Maç öyle bir başladı ki, kendimi Top16 ilk yarısındaki efsanevi 106-100 lük maçta hissettim. Savunmalar gevşek, iki takımın da rahat skor ürettiği bir oyun oynanıyordu. Hatta maça Kalinic’in üçlüğü ile başlamamız maçın skor anlamında çok yukarılarda geçeceğinin bir delili idi sanki. İlk beş dakika bitmeden Kalinic bir üçlüğü daha isabetli atınca bir taraftan seviniyor bir taraftan şaşkınlığımız artıyordu. Beraber izlediğimiz arkadaşlarımız ile şu soruyu dahi sorduk”Kalinic bu sezon iki üçlük sokmuş muydu ? 🙂 ”

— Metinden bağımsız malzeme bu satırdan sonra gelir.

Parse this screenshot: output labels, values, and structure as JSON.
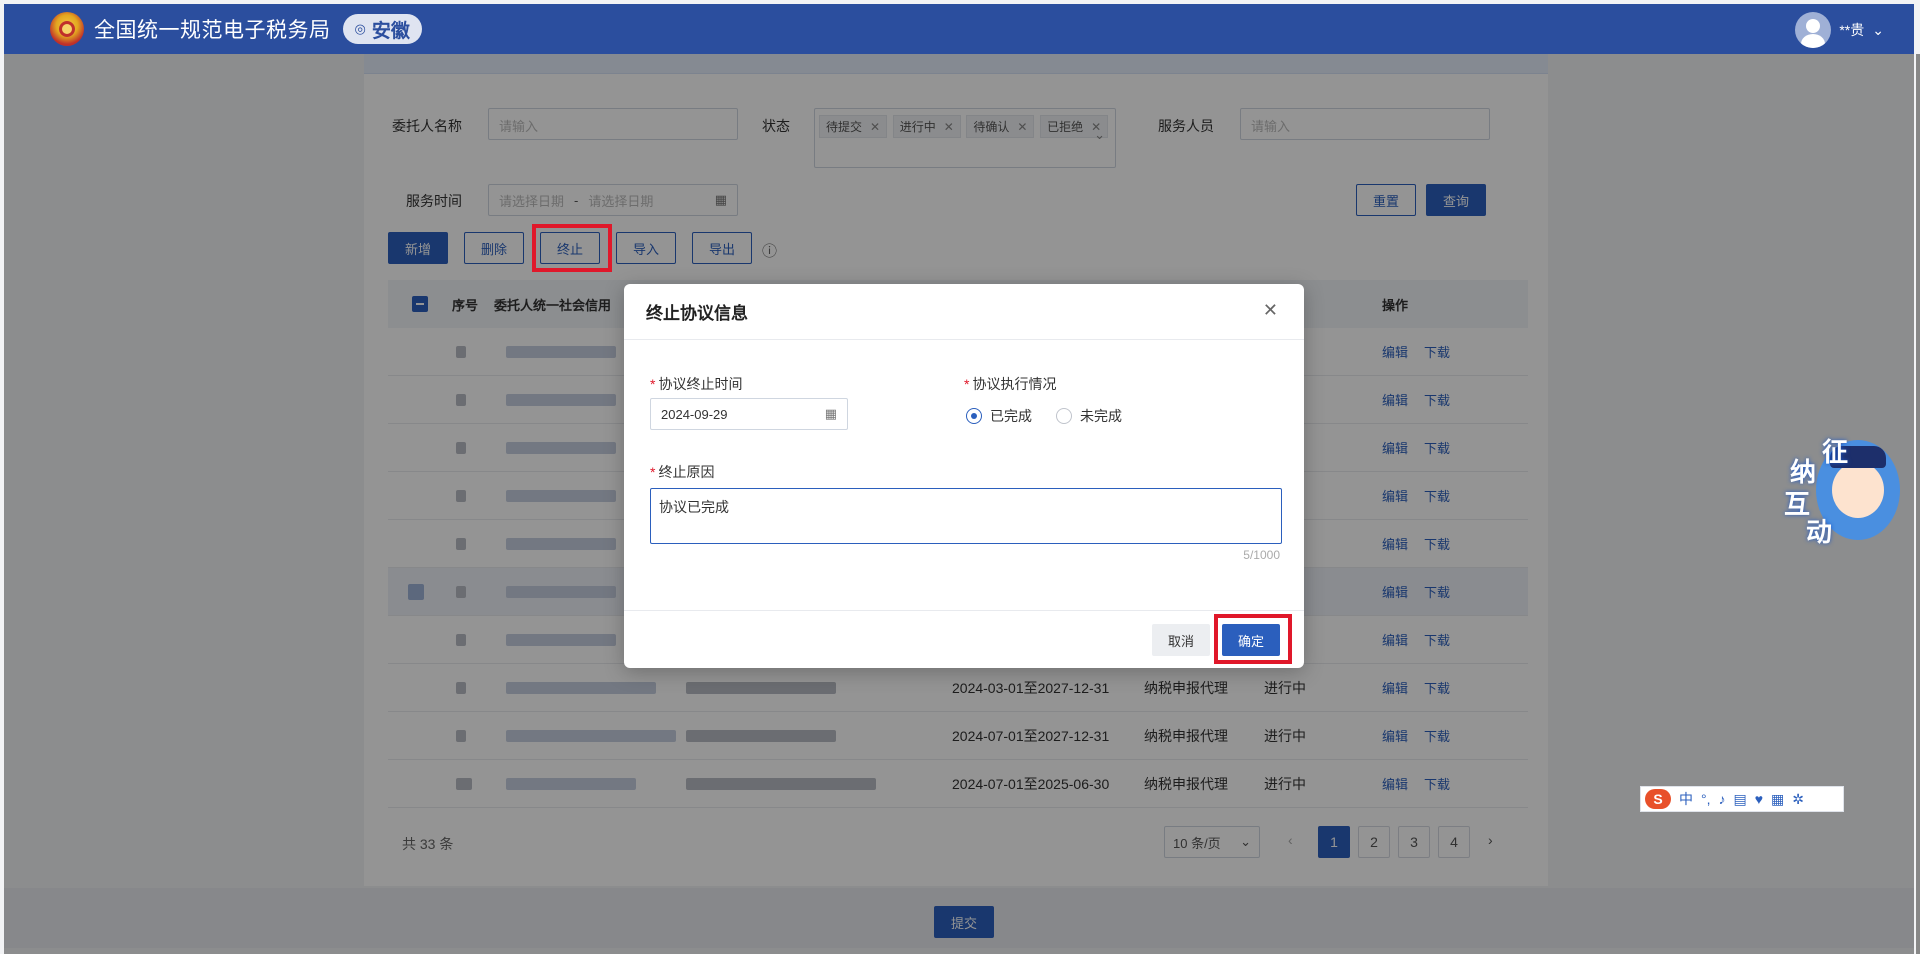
{
  "header": {
    "title": "全国统一规范电子税务局",
    "region": "安徽",
    "user_name": "**贵"
  },
  "filters": {
    "client_name_label": "委托人名称",
    "client_name_placeholder": "请输入",
    "status_label": "状态",
    "status_tags": [
      "待提交",
      "进行中",
      "待确认",
      "已拒绝"
    ],
    "staff_label": "服务人员",
    "staff_placeholder": "请输入",
    "service_time_label": "服务时间",
    "date_start_placeholder": "请选择日期",
    "date_sep": "-",
    "date_end_placeholder": "请选择日期",
    "reset_label": "重置",
    "query_label": "查询"
  },
  "toolbar": {
    "add": "新增",
    "delete": "删除",
    "terminate": "终止",
    "import": "导入",
    "export": "导出"
  },
  "table": {
    "headers": {
      "index": "序号",
      "client_code": "委托人统一社会信用",
      "ops": "操作"
    },
    "op_edit": "编辑",
    "op_download": "下载",
    "visible_rows": [
      {
        "period": "2024-03-01至2027-12-31",
        "type": "纳税申报代理",
        "status": "进行中"
      },
      {
        "period": "2024-07-01至2027-12-31",
        "type": "纳税申报代理",
        "status": "进行中"
      },
      {
        "period": "2024-07-01至2025-06-30",
        "type": "纳税申报代理",
        "status": "进行中"
      }
    ]
  },
  "pagination": {
    "total": "共 33 条",
    "page_size": "10 条/页",
    "pages": [
      "1",
      "2",
      "3",
      "4"
    ],
    "current": "1"
  },
  "footer": {
    "submit": "提交"
  },
  "modal": {
    "title": "终止协议信息",
    "end_time_label": "协议终止时间",
    "end_time_value": "2024-09-29",
    "execution_label": "协议执行情况",
    "option_done": "已完成",
    "option_undone": "未完成",
    "selected": "已完成",
    "reason_label": "终止原因",
    "reason_value": "协议已完成",
    "char_count": "5/1000",
    "cancel": "取消",
    "confirm": "确定"
  },
  "mascot": {
    "c1": "征",
    "c2": "纳",
    "c3": "互",
    "c4": "动"
  },
  "ime": {
    "label": "中"
  },
  "colors": {
    "header": "#2b4e9e",
    "primary": "#2b5fbd",
    "highlight": "#e0182a"
  }
}
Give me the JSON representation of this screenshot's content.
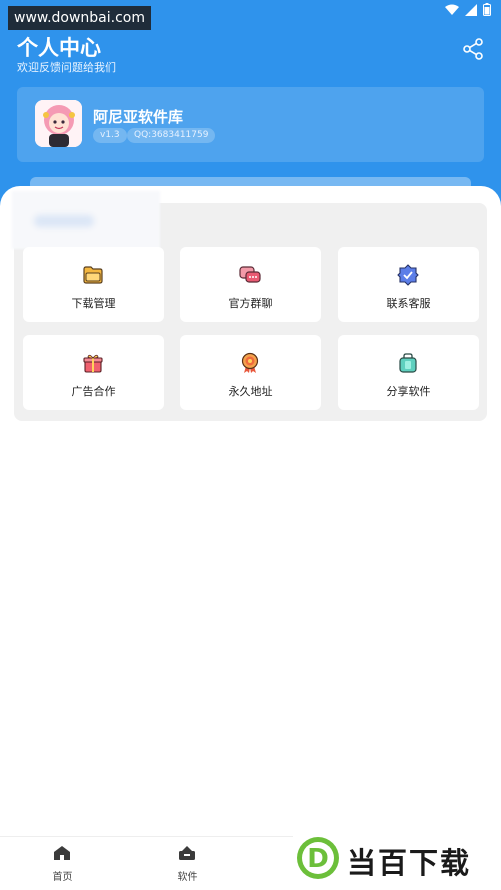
{
  "watermark": {
    "url": "www.downbai.com"
  },
  "header": {
    "title": "个人中心",
    "subtitle": "欢迎反馈问题给我们",
    "share_icon": "share-icon"
  },
  "app_card": {
    "name": "阿尼亚软件库",
    "version": "v1.3",
    "qq": "QQ:3683411759"
  },
  "menu": {
    "items": [
      {
        "label": "下载管理",
        "icon": "folder-icon"
      },
      {
        "label": "官方群聊",
        "icon": "chat-icon"
      },
      {
        "label": "联系客服",
        "icon": "support-badge-icon"
      },
      {
        "label": "广告合作",
        "icon": "gift-icon"
      },
      {
        "label": "永久地址",
        "icon": "medal-icon"
      },
      {
        "label": "分享软件",
        "icon": "bag-icon"
      }
    ]
  },
  "tabbar": {
    "items": [
      {
        "label": "首页",
        "icon": "home-icon"
      },
      {
        "label": "软件",
        "icon": "apps-icon"
      }
    ]
  },
  "brand": {
    "logo_text": "当百下载",
    "logo_letter": "D"
  },
  "colors": {
    "primary": "#2f93ec",
    "panel": "#f0f0f0",
    "brand_green": "#6cbf3a"
  }
}
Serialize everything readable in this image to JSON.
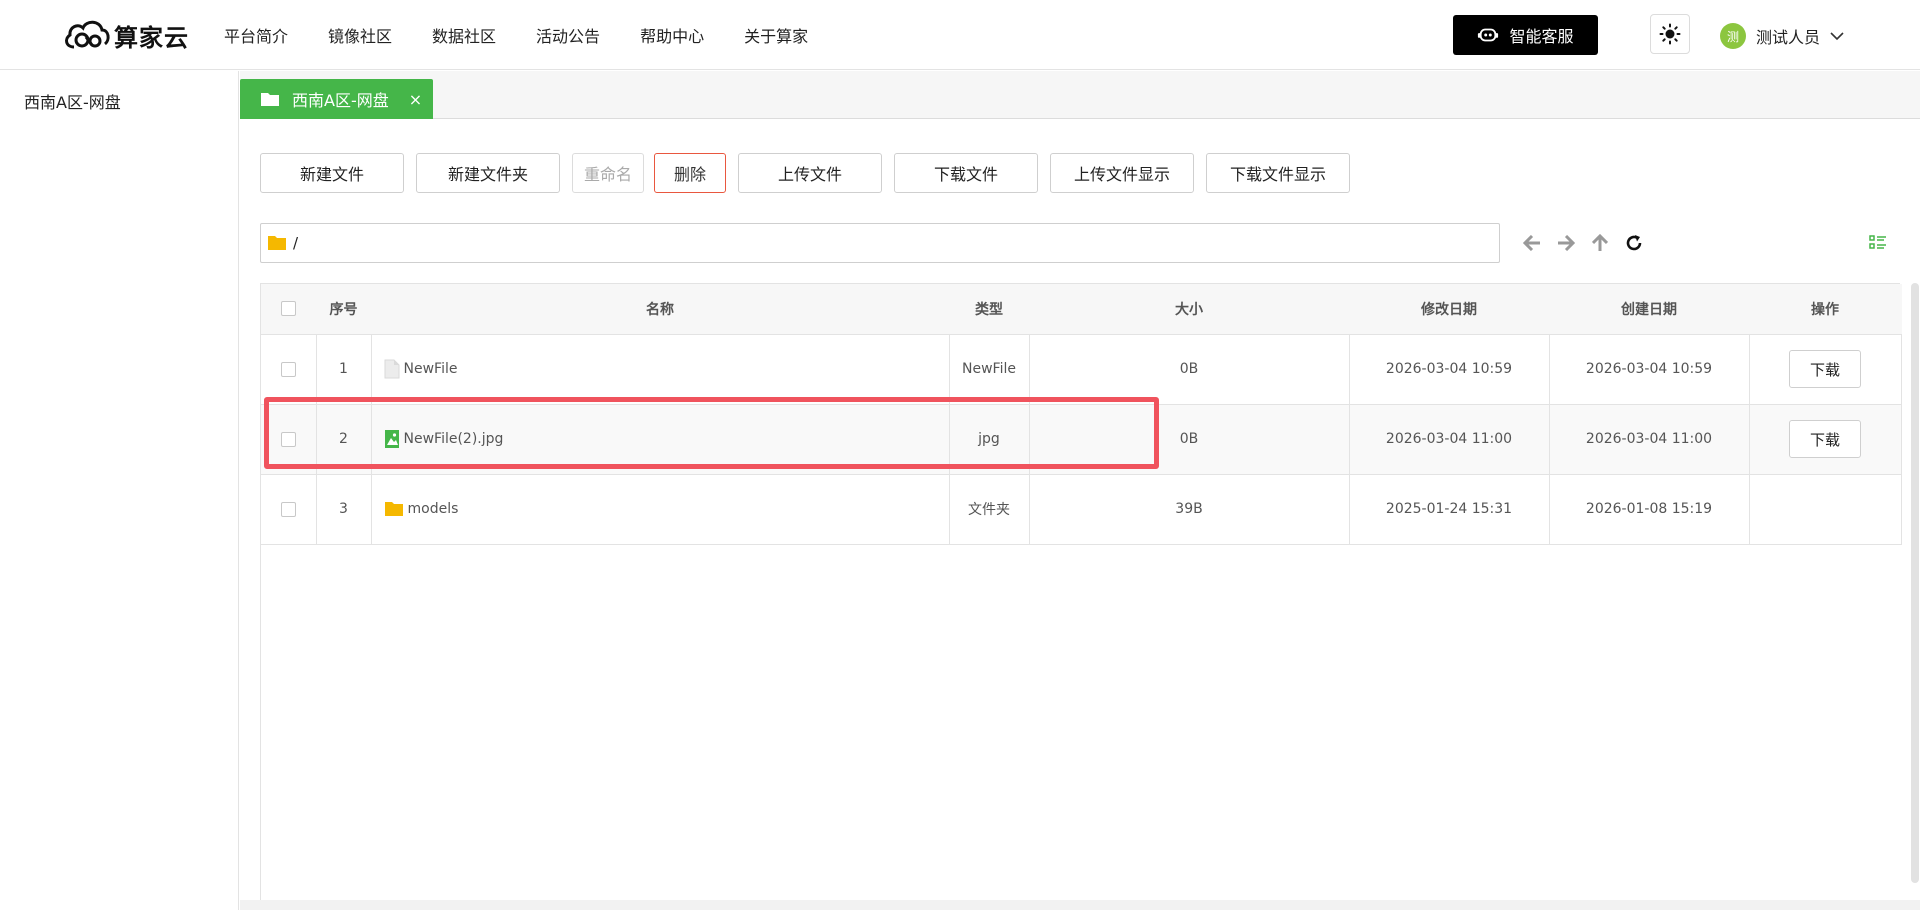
{
  "header": {
    "logo_text": "算家云",
    "nav": [
      "平台简介",
      "镜像社区",
      "数据社区",
      "活动公告",
      "帮助中心",
      "关于算家"
    ],
    "service_label": "智能客服",
    "user": {
      "avatar_text": "测",
      "name": "测试人员"
    }
  },
  "sidebar": {
    "items": [
      {
        "label": "西南A区-网盘"
      }
    ]
  },
  "tab": {
    "label": "西南A区-网盘",
    "close": "×"
  },
  "toolbar": {
    "buttons": [
      "新建文件",
      "新建文件夹",
      "重命名",
      "删除",
      "上传文件",
      "下载文件",
      "上传文件显示",
      "下载文件显示"
    ]
  },
  "path": {
    "value": "/"
  },
  "table": {
    "headers": [
      "序号",
      "名称",
      "类型",
      "大小",
      "修改日期",
      "创建日期",
      "操作"
    ],
    "rows": [
      {
        "index": "1",
        "name": "NewFile",
        "icon": "file-icon",
        "type": "NewFile",
        "size": "0B",
        "modified": "2026-03-04 10:59",
        "created": "2026-03-04 10:59",
        "action": "下载"
      },
      {
        "index": "2",
        "name": "NewFile(2).jpg",
        "icon": "image-file-icon",
        "type": "jpg",
        "size": "0B",
        "modified": "2026-03-04 11:00",
        "created": "2026-03-04 11:00",
        "action": "下载"
      },
      {
        "index": "3",
        "name": "models",
        "icon": "folder-icon",
        "type": "文件夹",
        "size": "39B",
        "modified": "2025-01-24 15:31",
        "created": "2026-01-08 15:19",
        "action": ""
      }
    ]
  },
  "colors": {
    "accent": "#45b649",
    "danger": "#e9573f",
    "highlight": "#f0535d",
    "folder": "#f5b800"
  }
}
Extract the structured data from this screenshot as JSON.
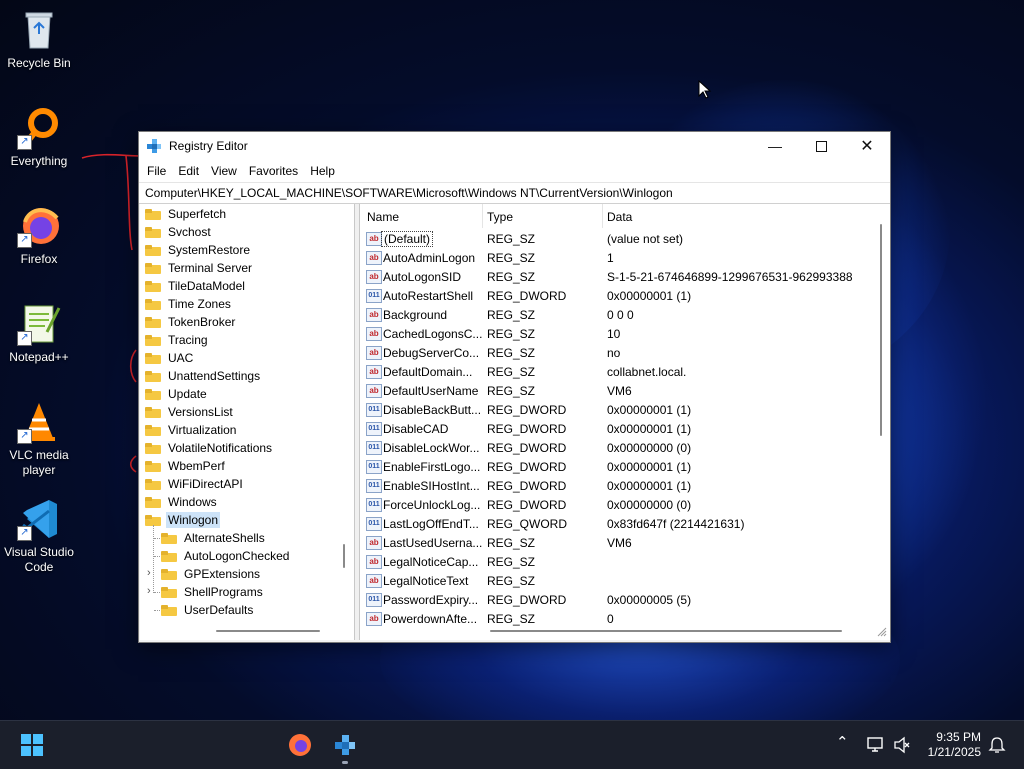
{
  "desktop": {
    "icons": [
      {
        "label": "Recycle Bin",
        "icon": "recycle-bin-icon"
      },
      {
        "label": "Everything",
        "icon": "everything-search-icon"
      },
      {
        "label": "Firefox",
        "icon": "firefox-icon"
      },
      {
        "label": "Notepad++",
        "icon": "notepad-plus-plus-icon"
      },
      {
        "label": "VLC media player",
        "icon": "vlc-icon"
      },
      {
        "label": "Visual Studio Code",
        "icon": "vscode-icon"
      }
    ]
  },
  "window": {
    "title": "Registry Editor",
    "menu": [
      "File",
      "Edit",
      "View",
      "Favorites",
      "Help"
    ],
    "address": "Computer\\HKEY_LOCAL_MACHINE\\SOFTWARE\\Microsoft\\Windows NT\\CurrentVersion\\Winlogon",
    "tree": {
      "items": [
        {
          "label": "Superfetch"
        },
        {
          "label": "Svchost"
        },
        {
          "label": "SystemRestore"
        },
        {
          "label": "Terminal Server"
        },
        {
          "label": "TileDataModel"
        },
        {
          "label": "Time Zones"
        },
        {
          "label": "TokenBroker"
        },
        {
          "label": "Tracing"
        },
        {
          "label": "UAC"
        },
        {
          "label": "UnattendSettings"
        },
        {
          "label": "Update"
        },
        {
          "label": "VersionsList"
        },
        {
          "label": "Virtualization"
        },
        {
          "label": "VolatileNotifications"
        },
        {
          "label": "WbemPerf"
        },
        {
          "label": "WiFiDirectAPI"
        },
        {
          "label": "Windows"
        },
        {
          "label": "Winlogon"
        }
      ],
      "children": [
        {
          "label": "AlternateShells",
          "expandable": false
        },
        {
          "label": "AutoLogonChecked",
          "expandable": false
        },
        {
          "label": "GPExtensions",
          "expandable": true
        },
        {
          "label": "ShellPrograms",
          "expandable": true
        },
        {
          "label": "UserDefaults",
          "expandable": false
        }
      ],
      "selected": "Winlogon"
    },
    "columns": {
      "name": "Name",
      "type": "Type",
      "data": "Data"
    },
    "values": [
      {
        "name": "(Default)",
        "type": "REG_SZ",
        "data": "(value not set)",
        "icon": "ab"
      },
      {
        "name": "AutoAdminLogon",
        "type": "REG_SZ",
        "data": "1",
        "icon": "ab"
      },
      {
        "name": "AutoLogonSID",
        "type": "REG_SZ",
        "data": "S-1-5-21-674646899-1299676531-962993388",
        "icon": "ab"
      },
      {
        "name": "AutoRestartShell",
        "type": "REG_DWORD",
        "data": "0x00000001 (1)",
        "icon": "dw"
      },
      {
        "name": "Background",
        "type": "REG_SZ",
        "data": "0 0 0",
        "icon": "ab"
      },
      {
        "name": "CachedLogonsC...",
        "type": "REG_SZ",
        "data": "10",
        "icon": "ab"
      },
      {
        "name": "DebugServerCo...",
        "type": "REG_SZ",
        "data": "no",
        "icon": "ab"
      },
      {
        "name": "DefaultDomain...",
        "type": "REG_SZ",
        "data": "collabnet.local.",
        "icon": "ab"
      },
      {
        "name": "DefaultUserName",
        "type": "REG_SZ",
        "data": "VM6",
        "icon": "ab"
      },
      {
        "name": "DisableBackButt...",
        "type": "REG_DWORD",
        "data": "0x00000001 (1)",
        "icon": "dw"
      },
      {
        "name": "DisableCAD",
        "type": "REG_DWORD",
        "data": "0x00000001 (1)",
        "icon": "dw"
      },
      {
        "name": "DisableLockWor...",
        "type": "REG_DWORD",
        "data": "0x00000000 (0)",
        "icon": "dw"
      },
      {
        "name": "EnableFirstLogo...",
        "type": "REG_DWORD",
        "data": "0x00000001 (1)",
        "icon": "dw"
      },
      {
        "name": "EnableSIHostInt...",
        "type": "REG_DWORD",
        "data": "0x00000001 (1)",
        "icon": "dw"
      },
      {
        "name": "ForceUnlockLog...",
        "type": "REG_DWORD",
        "data": "0x00000000 (0)",
        "icon": "dw"
      },
      {
        "name": "LastLogOffEndT...",
        "type": "REG_QWORD",
        "data": "0x83fd647f (2214421631)",
        "icon": "dw"
      },
      {
        "name": "LastUsedUserna...",
        "type": "REG_SZ",
        "data": "VM6",
        "icon": "ab"
      },
      {
        "name": "LegalNoticeCap...",
        "type": "REG_SZ",
        "data": "",
        "icon": "ab"
      },
      {
        "name": "LegalNoticeText",
        "type": "REG_SZ",
        "data": "",
        "icon": "ab"
      },
      {
        "name": "PasswordExpiry...",
        "type": "REG_DWORD",
        "data": "0x00000005 (5)",
        "icon": "dw"
      },
      {
        "name": "PowerdownAfte...",
        "type": "REG_SZ",
        "data": "0",
        "icon": "ab"
      }
    ]
  },
  "taskbar": {
    "time": "9:35 PM",
    "date": "1/21/2025",
    "pinned": [
      "start-icon",
      "firefox-icon",
      "registry-editor-icon"
    ],
    "tray": [
      "chevron-up-icon",
      "network-icon",
      "volume-muted-icon",
      "notification-bell-icon"
    ]
  },
  "colors": {
    "accent": "#0067c0",
    "taskbar": "#1b1f2b",
    "selection": "#cde3f8"
  }
}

İlk çeyrekte Dixon’ın etkisiz oyunu en çok dikkat çeken olumsuzluklardan biriydi. 25-18 e kadar çok rahat hücum eden Fenerbahçe savunmada ne kadar gevşek de olsa, rahat skor üretiyor olması nedeniyle maç içinde hakimiyetini hissettirmişti. Fakat bu skordan sonra birden işler değişmeye başladı. 13-0 lık Daçka serisiyle skor 31-25 e kadar geldi. Bir türlü skor üretemezken, savunmadaki gevşeklik nedeniyle rakibi de durduramıyorduk. Sonrasında ilginç şeyler olmaya devam etti (Kalinic’in iki üçlüğü gibi ) Vesely arka arkaya 6 sayı üretti, burada ilginç bir şey yok, ama bu 6 sayının 4’ü orta mesafe şutlarıyla geldi. Arkasına çözülen Daçka savunması ve akışkanlığını sağlayan Fenerbahçe hücumlarıyla bir başka seriyi daha izledik. 16-2 lik Fenerbahçe serisiyle skor bu sefer 41-35 e geldi.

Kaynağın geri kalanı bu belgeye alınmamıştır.